No reported inference latency: Actual throughput/TTFT for MLL at different depths is missing; only theoretical truncation is discussed.
Secondary accuracy drop after MEL re-factorization: When re-factorizing to smaller \(r''\) at inference, the paper mentions "minor finetuning" but does not provide curves for MTEB drop at extreme \(r''\).
Two-stage training order: Stage 1 is all retrieval, stage 2 is mixed-with-instructions, but more aggressive curricula (e.g., low-resource first, then high-resource) are not explored for further boosting small language performance.

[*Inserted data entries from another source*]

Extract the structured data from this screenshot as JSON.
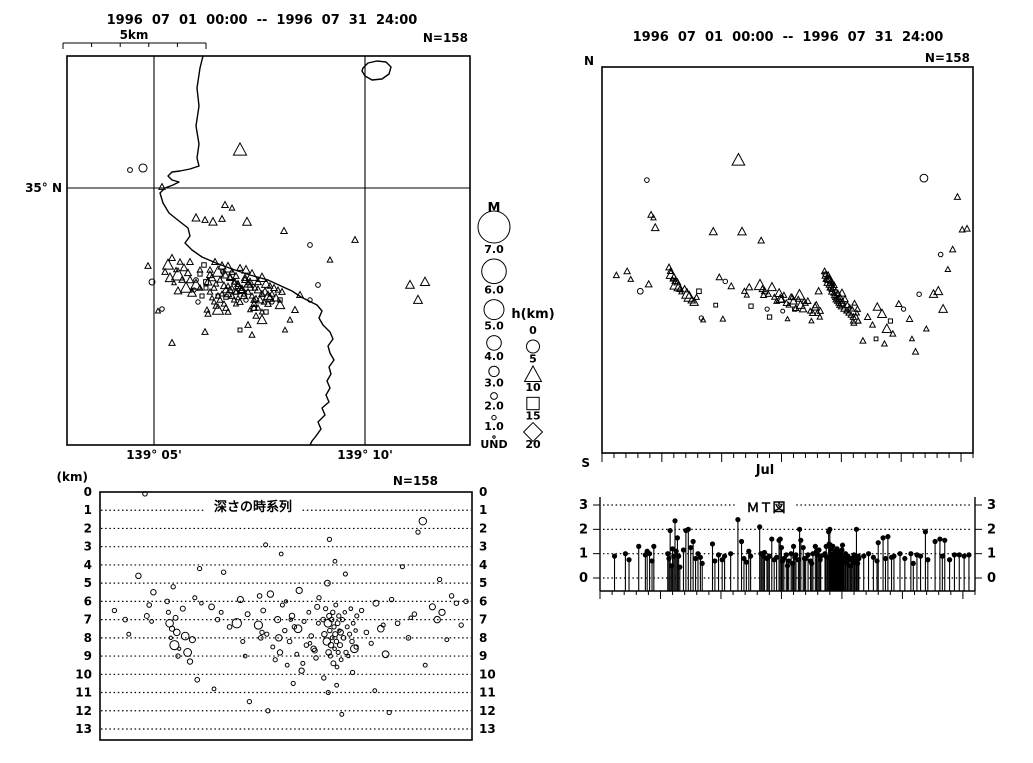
{
  "colors": {
    "ink": "#000000",
    "paper": "#ffffff"
  },
  "chart_data": {
    "type": "scatter",
    "description": "Earthquake swarm summary figure: epicenter map, N-S vs time plot, depth time-series, and magnitude-time (M-T) stem plot. All four panels depict the same 158 hypocenters.",
    "panels": {
      "map": {
        "title": "1996  07  01  00:00  --  1996  07  31  24:00",
        "n_label": "N=158",
        "scale_label": "5km",
        "lat_label": "35° N",
        "lon_labels": [
          "139° 05'",
          "139° 10'"
        ]
      },
      "time_ns": {
        "title": "1996  07  01  00:00  --  1996  07  31  24:00",
        "n_label": "N=158",
        "north_label": "N",
        "south_label": "S",
        "month_label": "Jul"
      },
      "depth_time": {
        "title": "深さの時系列",
        "unit_label": "(km)",
        "n_label": "N=158",
        "ticks": [
          "0",
          "1",
          "2",
          "3",
          "4",
          "5",
          "6",
          "7",
          "8",
          "9",
          "10",
          "11",
          "12",
          "13"
        ]
      },
      "mt": {
        "title": "ＭＴ図",
        "yticks": [
          "3",
          "2",
          "1",
          "0"
        ]
      }
    },
    "legend": {
      "m_title": "M",
      "m_items": [
        {
          "label": "7.0",
          "r": 16
        },
        {
          "label": "6.0",
          "r": 12.3
        },
        {
          "label": "5.0",
          "r": 10
        },
        {
          "label": "4.0",
          "r": 7.3
        },
        {
          "label": "3.0",
          "r": 5.2
        },
        {
          "label": "2.0",
          "r": 3.4
        },
        {
          "label": "1.0",
          "r": 2.2
        },
        {
          "label": "UND",
          "r": 1.2
        }
      ],
      "h_title": "h(km)",
      "h_rows": [
        {
          "text": "0"
        },
        {
          "symbol": "circle"
        },
        {
          "text": "5"
        },
        {
          "symbol": "triangle"
        },
        {
          "text": "10"
        },
        {
          "symbol": "square"
        },
        {
          "text": "15"
        },
        {
          "symbol": "diamond"
        },
        {
          "text": "20"
        }
      ]
    },
    "coastline": [
      [
        203,
        56
      ],
      [
        200,
        68
      ],
      [
        197,
        88
      ],
      [
        199,
        106
      ],
      [
        196,
        126
      ],
      [
        199,
        144
      ],
      [
        197,
        158
      ],
      [
        199,
        166
      ],
      [
        190,
        169
      ],
      [
        180,
        171
      ],
      [
        172,
        172
      ],
      [
        168,
        176
      ],
      [
        172,
        180
      ],
      [
        179,
        182
      ],
      [
        173,
        185
      ],
      [
        165,
        188
      ],
      [
        160,
        193
      ],
      [
        163,
        203
      ],
      [
        169,
        213
      ],
      [
        179,
        221
      ],
      [
        188,
        228
      ],
      [
        190,
        236
      ],
      [
        185,
        243
      ],
      [
        192,
        250
      ],
      [
        202,
        257
      ],
      [
        216,
        263
      ],
      [
        232,
        269
      ],
      [
        250,
        275
      ],
      [
        268,
        280
      ],
      [
        281,
        286
      ],
      [
        292,
        291
      ],
      [
        301,
        297
      ],
      [
        309,
        301
      ],
      [
        317,
        305
      ],
      [
        322,
        311
      ],
      [
        319,
        318
      ],
      [
        323,
        325
      ],
      [
        330,
        332
      ],
      [
        333,
        339
      ],
      [
        328,
        346
      ],
      [
        330,
        353
      ],
      [
        334,
        360
      ],
      [
        329,
        367
      ],
      [
        331,
        374
      ],
      [
        327,
        381
      ],
      [
        330,
        388
      ],
      [
        326,
        395
      ],
      [
        329,
        402
      ],
      [
        322,
        408
      ],
      [
        325,
        415
      ],
      [
        318,
        422
      ],
      [
        321,
        429
      ],
      [
        316,
        436
      ],
      [
        312,
        441
      ],
      [
        310,
        445
      ]
    ],
    "island": [
      [
        363,
        68
      ],
      [
        368,
        63
      ],
      [
        377,
        61
      ],
      [
        386,
        62
      ],
      [
        391,
        67
      ],
      [
        389,
        74
      ],
      [
        382,
        79
      ],
      [
        372,
        80
      ],
      [
        365,
        76
      ],
      [
        362,
        71
      ],
      [
        363,
        68
      ]
    ],
    "events_format": [
      "t_days_since_jul1",
      "map_x_px",
      "map_y_px",
      "depth_km",
      "magnitude"
    ],
    "events": [
      [
        1.2,
        148,
        266,
        6.5,
        0.9
      ],
      [
        2.1,
        190,
        262,
        7,
        1
      ],
      [
        2.4,
        200,
        270,
        7.8,
        0.75
      ],
      [
        3.2,
        152,
        282,
        4.6,
        1.3
      ],
      [
        3.75,
        130,
        170,
        0.1,
        0.95
      ],
      [
        4.1,
        225,
        205,
        6.2,
        1
      ],
      [
        4.3,
        232,
        208,
        7.1,
        0.7
      ],
      [
        3.9,
        210,
        275,
        6.8,
        1.1
      ],
      [
        4.45,
        196,
        218,
        5.5,
        1.3
      ],
      [
        5.6,
        172,
        258,
        6,
        1
      ],
      [
        5.7,
        180,
        262,
        6.6,
        0.8
      ],
      [
        5.8,
        168,
        265,
        7.2,
        1.95
      ],
      [
        5.9,
        176,
        270,
        8,
        0.5
      ],
      [
        6,
        184,
        268,
        7.5,
        1.2
      ],
      [
        6.1,
        165,
        272,
        5.2,
        0.9
      ],
      [
        6.2,
        178,
        275,
        8.4,
        2.35
      ],
      [
        6.3,
        188,
        273,
        6.9,
        1.1
      ],
      [
        6.4,
        170,
        278,
        7.7,
        1.65
      ],
      [
        6.5,
        182,
        280,
        9,
        0.9
      ],
      [
        6.6,
        174,
        283,
        8.6,
        0.45
      ],
      [
        6.9,
        190,
        280,
        6.4,
        1.15
      ],
      [
        7.1,
        196,
        285,
        7.9,
        1.95
      ],
      [
        7.3,
        186,
        288,
        8.8,
        2
      ],
      [
        7.5,
        178,
        291,
        9.3,
        1.25
      ],
      [
        7.7,
        192,
        293,
        8.1,
        1.5
      ],
      [
        7.9,
        200,
        288,
        5.8,
        0.8
      ],
      [
        8.1,
        206,
        282,
        10.3,
        1
      ],
      [
        8.3,
        162,
        309,
        4.2,
        0.85
      ],
      [
        8.45,
        158,
        311,
        6.1,
        0.6
      ],
      [
        9.3,
        213,
        222,
        6.3,
        1.4
      ],
      [
        9.8,
        240,
        268,
        7,
        0.95
      ],
      [
        10.3,
        223,
        272,
        4.4,
        0.9
      ],
      [
        10.8,
        230,
        277,
        7.4,
        1
      ],
      [
        11.4,
        240,
        150,
        7.2,
        2.4
      ],
      [
        11.7,
        247,
        222,
        5.9,
        1.5
      ],
      [
        11.9,
        235,
        282,
        8.2,
        0.8
      ],
      [
        12.1,
        228,
        286,
        9,
        0.65
      ],
      [
        12.3,
        245,
        278,
        6.7,
        1.1
      ],
      [
        9.5,
        218,
        296,
        10.8,
        0.7
      ],
      [
        10.1,
        207,
        310,
        6.6,
        0.75
      ],
      [
        12.45,
        226,
        297,
        11.5,
        0.9
      ],
      [
        13.2,
        252,
        276,
        7.3,
        2.1
      ],
      [
        13.4,
        245,
        280,
        8,
        1
      ],
      [
        13.6,
        258,
        282,
        6.5,
        1.05
      ],
      [
        13.9,
        250,
        285,
        7.8,
        0.85
      ],
      [
        14.2,
        262,
        278,
        5.6,
        1.6
      ],
      [
        14.4,
        255,
        288,
        8.5,
        0.75
      ],
      [
        14.6,
        248,
        292,
        9.2,
        0.85
      ],
      [
        14.8,
        266,
        284,
        7,
        1.55
      ],
      [
        15,
        258,
        290,
        8.8,
        1.25
      ],
      [
        15.2,
        270,
        286,
        6.2,
        0.8
      ],
      [
        15.4,
        262,
        294,
        7.6,
        0.95
      ],
      [
        15.6,
        252,
        296,
        9.5,
        0.7
      ],
      [
        15.8,
        274,
        288,
        8.2,
        1
      ],
      [
        16,
        265,
        292,
        6.8,
        1.3
      ],
      [
        16.2,
        256,
        299,
        7.4,
        0.95
      ],
      [
        16.4,
        278,
        290,
        8.9,
        0.75
      ],
      [
        16.6,
        268,
        296,
        5.4,
        1.55
      ],
      [
        16.8,
        260,
        300,
        9.8,
        1.25
      ],
      [
        17,
        272,
        294,
        7.1,
        0.8
      ],
      [
        17.2,
        282,
        292,
        8.4,
        0.95
      ],
      [
        17.4,
        264,
        302,
        6.6,
        0.7
      ],
      [
        17.6,
        254,
        304,
        7.9,
        1
      ],
      [
        17.8,
        276,
        298,
        8.6,
        1.3
      ],
      [
        18,
        268,
        304,
        9.1,
        0.95
      ],
      [
        18.2,
        258,
        308,
        7.2,
        0.75
      ],
      [
        13.3,
        284,
        231,
        5.7,
        1
      ],
      [
        14,
        254,
        308,
        12,
        0.9
      ],
      [
        15.5,
        250,
        310,
        6,
        0.5
      ],
      [
        16.1,
        280,
        300,
        10.5,
        0.85
      ],
      [
        17.5,
        262,
        312,
        8.3,
        0.6
      ],
      [
        13.8,
        246,
        300,
        2.9,
        0.8
      ],
      [
        15.1,
        272,
        302,
        3.4,
        0.7
      ],
      [
        16.5,
        248,
        286,
        7.5,
        2
      ],
      [
        14.9,
        242,
        290,
        8,
        1.6
      ],
      [
        18.1,
        250,
        282,
        6.3,
        1.15
      ],
      [
        13.5,
        238,
        286,
        7.7,
        0.9
      ],
      [
        17.9,
        244,
        296,
        8.7,
        1.1
      ],
      [
        16.9,
        236,
        292,
        9.4,
        0.8
      ],
      [
        15.9,
        232,
        288,
        7,
        0.6
      ],
      [
        18.25,
        240,
        302,
        5.8,
        0.9
      ],
      [
        18.6,
        215,
        262,
        7,
        1
      ],
      [
        18.7,
        222,
        266,
        7.8,
        1.3
      ],
      [
        18.8,
        210,
        270,
        6.4,
        0.85
      ],
      [
        18.9,
        228,
        268,
        8.2,
        1.9
      ],
      [
        19,
        218,
        272,
        7.2,
        2
      ],
      [
        19.05,
        225,
        275,
        8.8,
        1.35
      ],
      [
        19.1,
        212,
        278,
        6.8,
        1.2
      ],
      [
        19.15,
        232,
        272,
        7.6,
        0.95
      ],
      [
        19.2,
        220,
        280,
        9,
        0.8
      ],
      [
        19.25,
        208,
        282,
        8.4,
        1.3
      ],
      [
        19.3,
        230,
        278,
        7,
        1
      ],
      [
        19.35,
        216,
        284,
        8,
        0.7
      ],
      [
        19.4,
        236,
        276,
        6.6,
        0.9
      ],
      [
        19.45,
        224,
        286,
        9.4,
        1.1
      ],
      [
        19.5,
        214,
        288,
        7.4,
        0.85
      ],
      [
        19.55,
        234,
        282,
        8.6,
        0.6
      ],
      [
        19.6,
        226,
        290,
        7.8,
        1.2
      ],
      [
        19.65,
        210,
        292,
        6.2,
        0.75
      ],
      [
        19.7,
        238,
        284,
        8.2,
        0.95
      ],
      [
        19.75,
        222,
        294,
        9.6,
        0.65
      ],
      [
        19.8,
        230,
        290,
        7.2,
        1.05
      ],
      [
        19.85,
        218,
        296,
        8.8,
        0.8
      ],
      [
        19.9,
        240,
        288,
        6.8,
        0.9
      ],
      [
        19.95,
        212,
        298,
        7.6,
        0.55
      ],
      [
        20,
        228,
        294,
        8.4,
        1.15
      ],
      [
        20.1,
        236,
        292,
        9.2,
        0.7
      ],
      [
        20.2,
        220,
        300,
        7,
        0.85
      ],
      [
        20.3,
        242,
        290,
        8,
        1
      ],
      [
        20.4,
        214,
        302,
        6.6,
        0.6
      ],
      [
        20.5,
        232,
        296,
        8.8,
        0.9
      ],
      [
        20.6,
        224,
        304,
        7.4,
        0.75
      ],
      [
        20.7,
        238,
        298,
        9,
        0.5
      ],
      [
        20.8,
        216,
        306,
        7.8,
        0.8
      ],
      [
        20.9,
        234,
        300,
        6.4,
        0.65
      ],
      [
        21,
        226,
        308,
        8.2,
        0.95
      ],
      [
        21.1,
        244,
        294,
        7.2,
        0.7
      ],
      [
        21.2,
        218,
        310,
        8.6,
        2
      ],
      [
        21.3,
        236,
        304,
        7.6,
        0.6
      ],
      [
        21.4,
        228,
        312,
        6.8,
        0.8
      ],
      [
        18.65,
        204,
        265,
        10.2,
        0.9
      ],
      [
        19.02,
        200,
        274,
        11,
        0.8
      ],
      [
        19.72,
        206,
        288,
        10.6,
        0.7
      ],
      [
        20.15,
        202,
        296,
        12.2,
        0.75
      ],
      [
        19.12,
        196,
        280,
        2.6,
        0.9
      ],
      [
        19.58,
        194,
        290,
        3.8,
        0.7
      ],
      [
        20.45,
        198,
        302,
        4.5,
        0.8
      ],
      [
        21.05,
        208,
        314,
        9.9,
        0.85
      ],
      [
        18.95,
        246,
        270,
        5,
        1.4
      ],
      [
        20.05,
        248,
        284,
        7.7,
        1.35
      ],
      [
        21.35,
        254,
        300,
        8.5,
        0.9
      ],
      [
        21.8,
        205,
        332,
        6.5,
        0.9
      ],
      [
        22.2,
        254,
        308,
        7.7,
        1
      ],
      [
        22.6,
        256,
        316,
        8.3,
        0.85
      ],
      [
        23,
        270,
        298,
        6.1,
        1.45
      ],
      [
        23.4,
        280,
        305,
        7.5,
        1.65
      ],
      [
        23.8,
        262,
        320,
        8.9,
        1.7
      ],
      [
        24.3,
        248,
        325,
        5.9,
        0.9
      ],
      [
        24.8,
        300,
        295,
        7.2,
        1
      ],
      [
        25.2,
        310,
        300,
        4.1,
        0.8
      ],
      [
        25.7,
        295,
        310,
        8,
        1
      ],
      [
        26.2,
        172,
        343,
        6.7,
        0.95
      ],
      [
        26.5,
        318,
        285,
        2.2,
        0.9
      ],
      [
        26.9,
        143,
        168,
        1.6,
        1.9
      ],
      [
        27.1,
        290,
        320,
        9.5,
        0.75
      ],
      [
        22.9,
        240,
        330,
        10.9,
        0.7
      ],
      [
        23.6,
        252,
        335,
        7.3,
        0.8
      ],
      [
        24.1,
        266,
        312,
        12.1,
        0.85
      ],
      [
        25.9,
        285,
        330,
        6.9,
        0.6
      ],
      [
        27.7,
        410,
        285,
        6.3,
        1.5
      ],
      [
        28.1,
        425,
        282,
        7,
        1.6
      ],
      [
        28.5,
        418,
        300,
        6.6,
        1.55
      ],
      [
        28.9,
        330,
        260,
        8.1,
        0.75
      ],
      [
        29.3,
        355,
        240,
        5.7,
        0.95
      ],
      [
        29.7,
        162,
        187,
        6.1,
        0.95
      ],
      [
        30.1,
        205,
        220,
        7.3,
        0.9
      ],
      [
        30.5,
        222,
        219,
        6,
        0.95
      ],
      [
        28.3,
        310,
        245,
        4.8,
        0.9
      ]
    ]
  }
}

vs MRL (Kusupati 2022): The original only nests along the representation dimension; ML-Embed extends this to param + depth + dim, achieving true lifecycle optimization.
vs Matryoshka Layer Learning (Li 2024): They proposed depth nesting, but ML-Embed enumerates and sums MLL and MRL in the loss, achieving joint layer × dim grid optimization.
vs LoRA / QLoRA / AdaLoRA: These only reduce trainable parameters; inference still loads the full model. MEL reduces both training and inference parameters, and Matryoshka allows further reduction at inference.
vs Qwen3-Embedding / Gemini-Embedding / NV-Embed: These are closed-source or open-weight but with undisclosed training recipes; ML-Embed is fully open-source, releasing all data, code, and weights, leading in transparency.
vs KaLM-Embedding: One of the few multilingual models with transparent training data, but heavily biased toward English/Chinese; ML-Embed covers Spanish, Arabic, Vietnamese, and other long-tail languages much more extensively.

Rating¶

Novelty: ⭐⭐⭐⭐ MEL (Matryoshka embedding layer) is new, and three-dimensional joint nested training is new; but MRL and MLL already exist, so the framework is more of a "systematic integration."
Experimental Thoroughness: ⭐⭐⭐⭐⭐ 17 MTEB benchmarks + six model sizes + 430 tasks evaluated, making it one of the most comprehensive embedding papers.
Writing Quality: ⭐⭐⭐⭐ Clear motivation, well-argued three barriers; but ablation data is incomplete in the main text, with many details in the appendix.
Value: ⭐⭐⭐⭐⭐ Fully open-source, multi-size models, and large improvements for low-resource languages provide a strong reproducible baseline for the multilingual embedding community, likely to have long-term impact beyond leaderboard papers.